It’s Team Biden, not Biden…
So America has a new president, and wherever I look, I see news about the new administration’s plans and programmes.
The Biden immigration plan. The Biden climate policy. The Biden antitrust approach. The Biden anti-COVID programme. The Biden economic stimulus.
What’s wrong with that, you ask? The word BIDEN!
For some reason we humans just love to fixate on individuals, not issues – and not teams. Everything is somehow couched as being the work of the person fronting or spearheading the initiative, as though nothing else matters.
In America in the past we have had, for example, Obamacare. We have had the Bush wars in Iraq and Afghanistan. We have had the Clinton foreign policy and the Reagan economic doctrine. Seriously, people? It’s all about one name, one person, one brain? The media are generally the worst culprits, personalising everything done by an administration, attributing it all to an individual name and personality.
Let me say it again: for any collective achievement of note, it’s almost never an individual, it’s almost always a team that pulls it off. No matter how excellent the leader. In fact, the leader’s excellence lies in selecting and guiding an excellent team – and generally staying out of its way!
I’ve written about this here many a time. Great individuals matter, but mostly in the context of great teams. The great individual’s best work most often comes when working for long periods with great networks of coworkers and collaborators. There is much research and evidence to back this up. Professor Adam Grant has told us: individual talent really does matter, but it often matters most in the context of a team. A great individual needs to work with other outstanding people. Then, when the group practices together and learns each member’s nuances and peculiarities, performance really does improve.

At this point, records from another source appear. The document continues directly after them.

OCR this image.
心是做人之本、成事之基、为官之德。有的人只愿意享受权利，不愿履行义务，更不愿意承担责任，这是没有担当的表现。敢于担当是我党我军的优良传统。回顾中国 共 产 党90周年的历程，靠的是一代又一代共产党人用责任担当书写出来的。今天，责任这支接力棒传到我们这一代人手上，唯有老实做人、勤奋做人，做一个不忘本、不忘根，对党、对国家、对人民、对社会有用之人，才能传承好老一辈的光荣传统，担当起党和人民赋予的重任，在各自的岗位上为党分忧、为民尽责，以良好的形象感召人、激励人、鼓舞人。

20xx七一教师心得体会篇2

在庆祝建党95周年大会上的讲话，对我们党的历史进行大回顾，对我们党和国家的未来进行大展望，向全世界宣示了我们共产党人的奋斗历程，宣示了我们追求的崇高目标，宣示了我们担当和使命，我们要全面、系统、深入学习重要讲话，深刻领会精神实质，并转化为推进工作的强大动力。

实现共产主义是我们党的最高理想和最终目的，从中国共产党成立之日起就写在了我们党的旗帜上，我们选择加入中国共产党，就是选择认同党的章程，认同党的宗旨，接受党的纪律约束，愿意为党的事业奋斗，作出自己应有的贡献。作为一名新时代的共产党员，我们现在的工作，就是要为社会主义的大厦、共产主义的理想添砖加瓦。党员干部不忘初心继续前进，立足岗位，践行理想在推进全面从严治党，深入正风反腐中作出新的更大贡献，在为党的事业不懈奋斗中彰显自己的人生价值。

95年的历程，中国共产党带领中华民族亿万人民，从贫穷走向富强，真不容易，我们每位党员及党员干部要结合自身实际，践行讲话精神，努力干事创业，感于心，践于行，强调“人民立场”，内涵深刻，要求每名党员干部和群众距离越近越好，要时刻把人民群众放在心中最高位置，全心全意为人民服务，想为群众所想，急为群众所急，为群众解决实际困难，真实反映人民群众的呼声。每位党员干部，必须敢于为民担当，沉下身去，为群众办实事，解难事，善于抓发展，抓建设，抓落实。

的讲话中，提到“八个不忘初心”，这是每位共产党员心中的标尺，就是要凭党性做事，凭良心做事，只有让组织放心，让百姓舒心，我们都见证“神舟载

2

In fact, when there is too much attention and emphasis given to an individual, the result will be terrible! Donald Trump, anyone? Now there was a case where everything was pretty much being driven by one person – maniacally and egotistically. It was indeed the Trump wall, the Trump anti-Muslim immigration controls, the Trumpism and the Trumpery. The team, such as it was, could only be populated by acolytes and praise-singers – those with their own minds were quickly sent packing. With a narcissistic egomaniac running the show, even quite sinister agendas could be advanced by shadowy figures, simply by letting Trump own the plan and the limelight.
Was anything of lasting value achieved by all this individualised nonsense? All we got was relentless posturing and screeching. Too much “me” does not create any result for the “we.”
The paradox with the new US administration is that Joe Biden is not that guy. He has calmly added seasoned experts and experienced thinkers to his various teams. He is not about to put himself in the spotlight every day – he has neither the energy nor the ego for that circus. Nor does he have the bandwidth to come up with every plan that’s needed. The initiatives that emerge may well have his name on them, but they will not be his in any real sense. And that’s good.
The wider lesson for the rest of us? As followers, stop worshipping personalities and start looking for competent teams to back. There are no human messiahs and saviours – not unless they know how to get things done through others.
To any budding leader out there, I would say this: your primary role is to create the conditions in which good things can be done – by others. It is not to be the busiest person in the organization; it is not to be present in every meeting; it is not to be smiling at every camera. For much of the time, you should be invisible, working behind the scenes to develop your team’s kinship and camaraderie, and to use your authority to make their work easier.
That is the actual essence of leadership – to nurture and to enable. The end result should be a hive mind and a collective spirit that can rise to enormous challenges.
Working behind the scenes should not be mistaken for weakness. True strength is not loud and attention-seeking; it is calm and reflective and it comes up with long-term solutions, not just hysterical knee-jerk responses. Your leadership is not judged by you; it is measured in the uplift of your people and institution – the greater good for the longer term.
No amount of tweets and posts, media mentions, name recognition or flashy smiles can do that part for you.